I learned the OSI model, and it was presented as “And THE LORD sayeth ‘LET THERE BE SEVEN LAYERS.’ And it was good...” and so forth. It was presented as “This is the way we do things.”

And I have never actually seen a true implementation of OSI “in the wild.” It was confusing.

It was useful, in helping me to look at communications in an organized fashion (I’ve written a fair bit of that kind of stuff), but in the same way that reading historical fiction teaches me about the Victorian Era.

I also learned X.400 as an exchange protocol. Folks these days, should give thanks at dinnertime that Professor Van Helsing drove a stake through that nightmare.




There where in the wild implementations x.400 and x.500 I worked on them.

And x.400 had stuf that internet mail took a decade to catch up to and some cases does not have non repudiation for example.


This is true. I worked for a company that ran X.400 commercially, before the Internet really got going.

It did, indeed, have many things that we wish email had, these days, like true read receipt and routing management.

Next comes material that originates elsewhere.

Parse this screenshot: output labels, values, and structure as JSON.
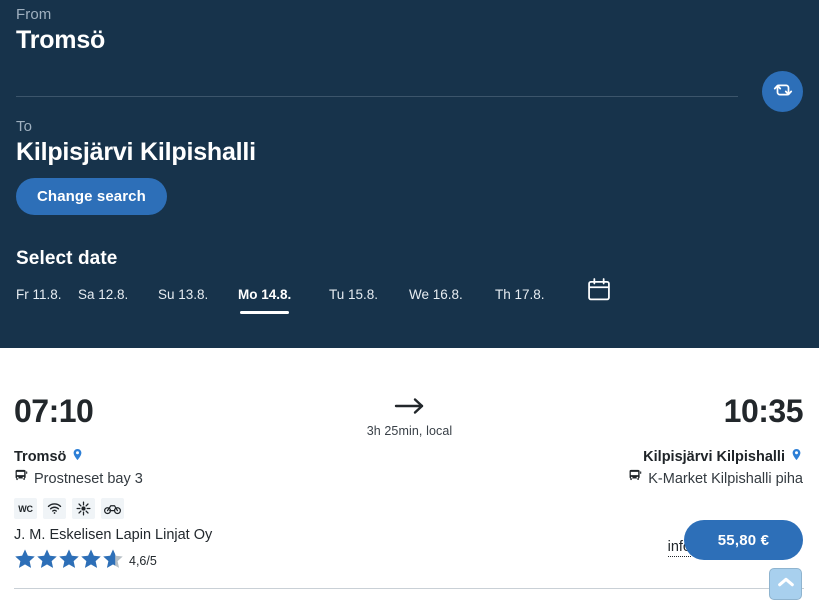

But it was a complex beast, and that is why it lost out to simple SMTP and POP.


Oh cool which one


I normally don't mention the names of companies with which I worked in social media posts, but Dialcom has been dead a long time. I don't think it matters.

They also used PRIMOS. I worked in FORTRAN (4), PL/1, and C.

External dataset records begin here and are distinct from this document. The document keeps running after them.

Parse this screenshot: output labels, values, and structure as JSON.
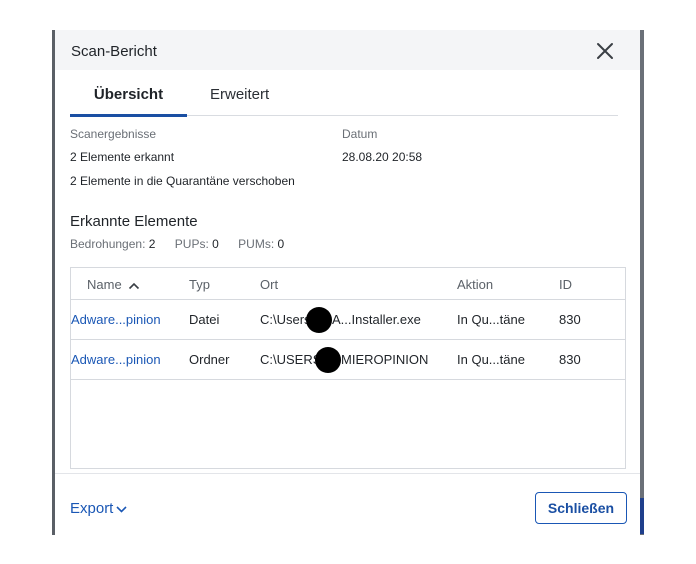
{
  "dialog": {
    "title": "Scan-Bericht"
  },
  "tabs": [
    {
      "label": "Übersicht",
      "active": true
    },
    {
      "label": "Erweitert",
      "active": false
    }
  ],
  "summary": {
    "results_label": "Scanergebnisse",
    "line1": "2 Elemente erkannt",
    "line2": "2 Elemente in die Quarantäne verschoben",
    "date_label": "Datum",
    "date_value": "28.08.20 20:58"
  },
  "detected": {
    "title": "Erkannte Elemente",
    "threats_label": "Bedrohungen:",
    "threats_value": "2",
    "pups_label": "PUPs:",
    "pups_value": "0",
    "pums_label": "PUMs:",
    "pums_value": "0"
  },
  "table": {
    "columns": [
      "Name",
      "Typ",
      "Ort",
      "Aktion",
      "ID"
    ],
    "rows": [
      {
        "name": "Adware...pinion",
        "type": "Datei",
        "location_prefix": "C:\\Users",
        "location_suffix": "A...Installer.exe",
        "action": "In Qu...täne",
        "id": "830"
      },
      {
        "name": "Adware...pinion",
        "type": "Ordner",
        "location_prefix": "C:\\USERS",
        "location_suffix": "MIEROPINION",
        "action": "In Qu...täne",
        "id": "830"
      }
    ]
  },
  "footer": {
    "export_label": "Export",
    "close_label": "Schließen"
  },
  "colors": {
    "accent": "#1a4fa3",
    "link": "#1a57b5",
    "header_bg": "#f4f5f7"
  }
}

Oh small world me to I worked for Telecom Gold who ran the UK service (in the many varied corporate structures).

What would be really strange if you worked on GLE a PL1/G program the US side made for our Billing system.


Nah. My PL/1 stuff was all original.

The legacy stuff was FORTRAN. Did I say 4?

My mistake. '77.

A hundred KLoC of spaghetti, just like Mama Mia used to make.

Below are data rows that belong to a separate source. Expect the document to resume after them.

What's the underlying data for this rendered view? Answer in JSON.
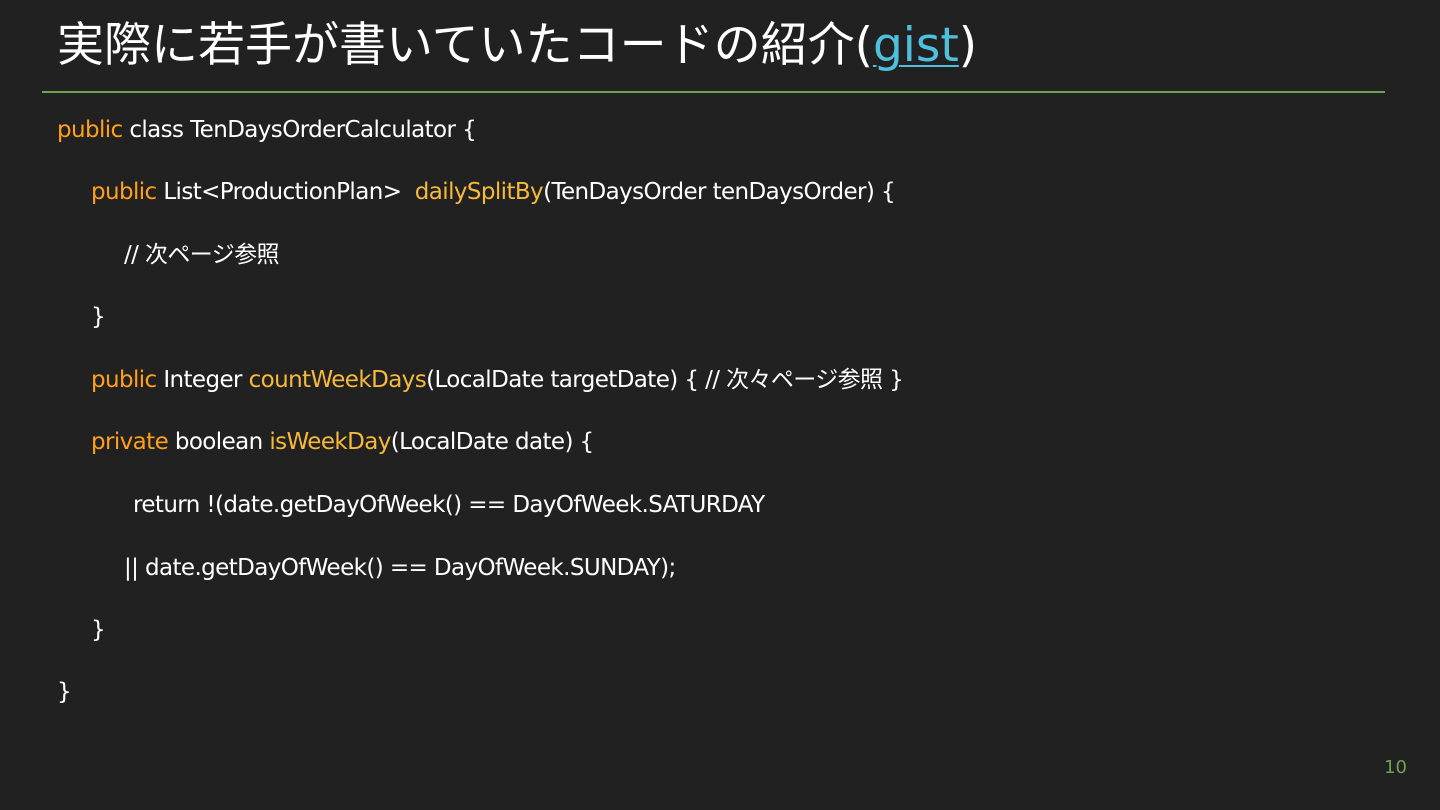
{
  "title": {
    "main": "実際に若手が書いていたコードの紹介",
    "paren_open": "(",
    "link": "gist",
    "paren_close": ")"
  },
  "code": {
    "l1": {
      "kw": "public",
      "text": " class TenDaysOrderCalculator {"
    },
    "l2": {
      "kw": "public",
      "text1": " List<ProductionPlan>  ",
      "fn": "dailySplitBy",
      "text2": "(TenDaysOrder tenDaysOrder) {"
    },
    "l3": {
      "text": "// 次ページ参照"
    },
    "l4": {
      "text": "}"
    },
    "l5": {
      "kw": "public",
      "text1": " Integer ",
      "fn": "countWeekDays",
      "text2": "(LocalDate targetDate) { // 次々ページ参照 }"
    },
    "l6": {
      "kw": "private",
      "text1": " boolean ",
      "fn": "isWeekDay",
      "text2": "(LocalDate date) {"
    },
    "l7": {
      "text": "return !(date.getDayOfWeek() == DayOfWeek.SATURDAY"
    },
    "l8": {
      "text": "|| date.getDayOfWeek() == DayOfWeek.SUNDAY);"
    },
    "l9": {
      "text": "}"
    },
    "l10": {
      "text": "}"
    }
  },
  "slide_number": "10",
  "colors": {
    "background": "#212121",
    "keyword": "#ff9f1c",
    "method": "#f6b93b",
    "link": "#4fc0dc",
    "accent": "#6fa352"
  }
}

The X.400 stuff was in C, but I'm not sure that the stuff I worked on made it to the customer. We wrote a mover application.


> And I have never actually seen a true implementation of OSI “in the wild.”

The ISO Development Environment [1] was open source.

[1] https://en.wikipedia.org/wiki/ISO_Development_Environment


Thanks!

Those three applications aren't particularly compelling. I never encountered them.